Pour les victimes des crimes de guerre et leurs familles de Bosnie-Herzégovine, le retard dans le procès de Karadžić, refusant de comparaître devant le tribunal, joue avec les sentiments des survivants et n’est qu’une stratégie « pour gagner du temps ».

« Nous pensons que le TPIY a tous les moyens et mécanismes d’assurer un procès efficace même si le prévenu refuse de comparaître devant la cour. Mais la procédure n’aura pas l’effet que nous attendions du procès du siècle et l’un des plus importants devant le TPIY », a déclaré Edin Ramulić, de l’Association Izvor des femmes de Prijedor.
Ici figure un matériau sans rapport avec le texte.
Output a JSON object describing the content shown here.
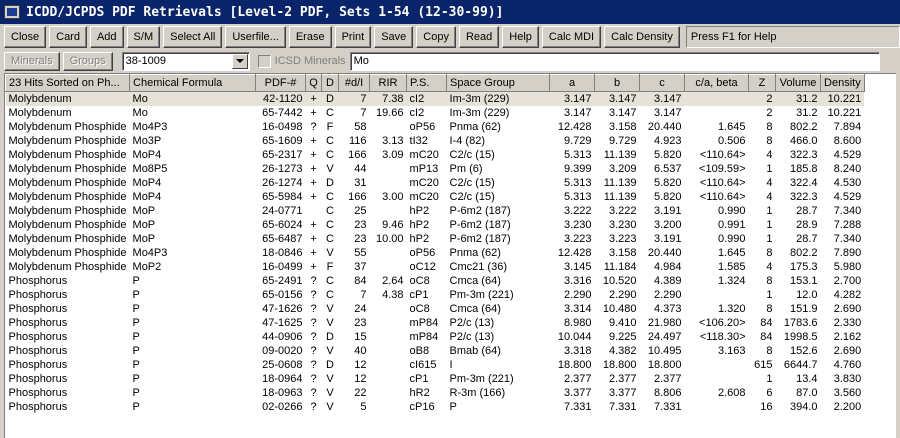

La semaine dernière Radovan Karadžić avait annoncé à la Chambre du TPIY qu’il n’avait pas l’intention de se présenter à l’ouverture de son procès lundi 26 octobre parce qu’il « n’était pas prêt ».

« Je savais qu’après sa décision, il y aurait une chicane juridique, parce qu’ils jouent leur petit jeu et ils s’en tirent bien à chaque fois…J’ai le sentiment qu’il n’y a pas du tout de justice pour nous, les victimes. Croyez- moi, cela nous fait mal de dire cela. C’est comme s’ils commettaient leurs crimes une nouvelle fois, mais c’est encore plus horrible cette fois parce que c’est le monde entier qui commet ce crime », a déclaré Nisveta Zametica, présidente de l’Association des femmes de la rue Kasindolska, 1992

« C’est clair que c’est une tentative pour gagner du temps, pour attendre que les Nations unies revoient l’existence du tribunal et son travail futur. Quelle option reste à Karadžić ? Sa seule option est de se créer une image de martyr et que le peuple serbe se souvienne de lui comme la victime d’un complot de la communauté internationale.

Saja Čorić, une ancienne détenue du camp de Vojno, près de Mostar est convaincue que toutes les victimes des atrocités commises en Bosnie-Herzégovine sont blessées par le refus de Karadžić d’assister à l’ouverture de son procès.

« C’est triste, aujourd’hui, en 2009, de voir que la communauté internationale joue avec les sentiments des victimes de Bosnie, pas seulement des femmes de Srebrenica », ajoute Saja Čorić.

Radovan Karadžić n’est pas le seul prévenu qui refuse de comparaître devant le TPIY pour essayer de retarder l’ouverture des procès. Vojislav Sesel, l’ancien président du Parti radical serbe de la Fédération de Serbie et Monténégro, avait refusé de quitter sa cellule pour assister à l’ouverture de son procès en novembre 2006.

Sesel qui est accusé de crimes de guerre commis en Bosnie-Herzégovine et dans la République de Croatie a depuis comparu devant le tribunal qui a ouvert le procès en novembre 2007 et qui continue aujourd’hui encore.
Jovica Stanišić, l’ancien chef de la sécurité d’état et Ministre des affaires intérieures de Serbie avait aussi boycotté l’ouverture de son procès en prétendant qu’il était malade. Le procès devait commencer en mars 2008 et ne s’est ouvert qu’en juin 2009.
Radovan Karadžić a aussi refusé qu’on lui donne un avocat pour le défendre. Le Tribunal a décidé de lui donner un avocat commis d’office, ce qui permettrait au procès de se dérouler normalement.